Chiffon cakes are light but sturdy and layer so perfectly with fillings since they don't collapse under weight like a Angel Food Cake does.
The scent of the cake in the oven will almost make you feel like you are in the tropics.
This cake can be made a day ahead of your party as long as you use stabilizer in your whipping cream.
- 2 cups plus 2 tablespoons cake and pastry flour
- 1 1/4 cup white sugar
- 1 1/2 tablespoons baking powder
- 1 teaspoon salt
- 1 cup unsweetened coconut
- 1/2 cup canola oil
- 8 large eggs, separated and the whites put into a freshly washed metal or glass large bowl
- 1/4 cup sugar
- 3/4 cup water
- 1 tablespoon coconut rum (optional)
- 1 teaspoon coconut extract
- 1 teaspoon vanilla
- Preheat oven to 325.
- Prepare 2 - 9 inch and 1 3/4 inch high sided pans by cutting out rounds of parchment paper and placing them in the bottom of each pan. Do not grease the pans. Chiffon cake batter needs to be able to climb the sides of the pans. The cakes will rise past the top but not run over as long as you do not grease the sides. Alternately, you could bake them in three 8 inch pans and adjust the baking time.
- Combine the first four dry ingredients together in a large bowl and then run them through a fine sieve three times to combine them well and lighten them.
- Add the coconut and make a well in the middle and add in the egg yolks, oil, water, coconut rum, and coconut and vanilla extract. Beat together to combine.
- Beat the egg whites and the 1/4 cup sugar until stiff peaks form. You should be able to tip your bowl upside down and the egg whites will stay put.
- Add about 1 cup of beaten egg whites to your batter and beat with a wooden spoon to blend it in. Repeat this once more. Now the batter should be light enough for you to fold in the remaining egg whites carefully without deflating the whites.
- Divide the batter between the pans and bake for about 35 minutes or until a toothpick tests clean.
- Remove from oven and let cool 10 minutes before removing the cakes to wire racks to fully cool.
- 1 cup milk
- 1 cup unsweetened coconut milk
- 4 egg yolks
- 1/2 cup sugar
- 3 tablespoons cornstarch
- 1 teaspoon coconut rum or 1 teaspoon coconut extract
- 1/2 cup fine unsweetened coconut
- 1 tablespoon butter
- Combine the cornstarch and the sugar and stir in egg yolks.
- Add the two milks and the coconut rum (if use rather use the extract add it after cooking) and stir well to combine.
- Either bring the mixture to a simmer in the microwave, stirring at 30 second intervals or stir constantly over medium heat until the custard thickens and comes to a light boil.
- Remove from heat and add the coconut, and the butter.
- Stir for 5 minutes and spread over three of the split layers of cake.
Whipped Cream Frosting
- 2 1/2 cups whipping cream
- 2 packets whipping cream stabilizer or two tablespoons dream whip
- 1/2 teaspoon coconut extract
- Whip the cream, extract and stabilizer until firm peaks form. (you do not need sugar since the coconut is sweet).
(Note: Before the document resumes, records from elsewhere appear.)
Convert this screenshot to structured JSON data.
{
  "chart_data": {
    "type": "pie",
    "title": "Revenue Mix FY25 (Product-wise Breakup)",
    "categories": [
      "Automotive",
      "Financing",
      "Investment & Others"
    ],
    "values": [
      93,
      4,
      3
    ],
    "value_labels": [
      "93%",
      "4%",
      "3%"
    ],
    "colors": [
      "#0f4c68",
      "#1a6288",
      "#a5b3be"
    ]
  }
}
Be careful not to beat your whipping cream until it is no longer smooth. Watch it carefully. It should be firm and it can change in a few seconds so don't walk away from your mixer if it is on a stand.
- 1 1/2 cups shredded sweetened coconut
- Once the cake layers have cooled. Split each layer in half and spread the still warm custard over three layers. Reserve one bottom of the cake for the top.
- Allow the custard to set 30 minutes on each layer before stacking layers onto a large cake plate.
- Spread the whipped cream over the sides and the top and then sprinkle coconut over the sides the cake always starting at the bottom by cupping the coconut in the palm of your hand. Work your way up to the top. Once the sides are evenly coated with coconut, take the bits that have fallen onto your counter and put it on the top of the cake, finishing with additional coconut if needed.
- Refrigerate until you are ready to serve. Cover with plastic wrap if you are using it the next day.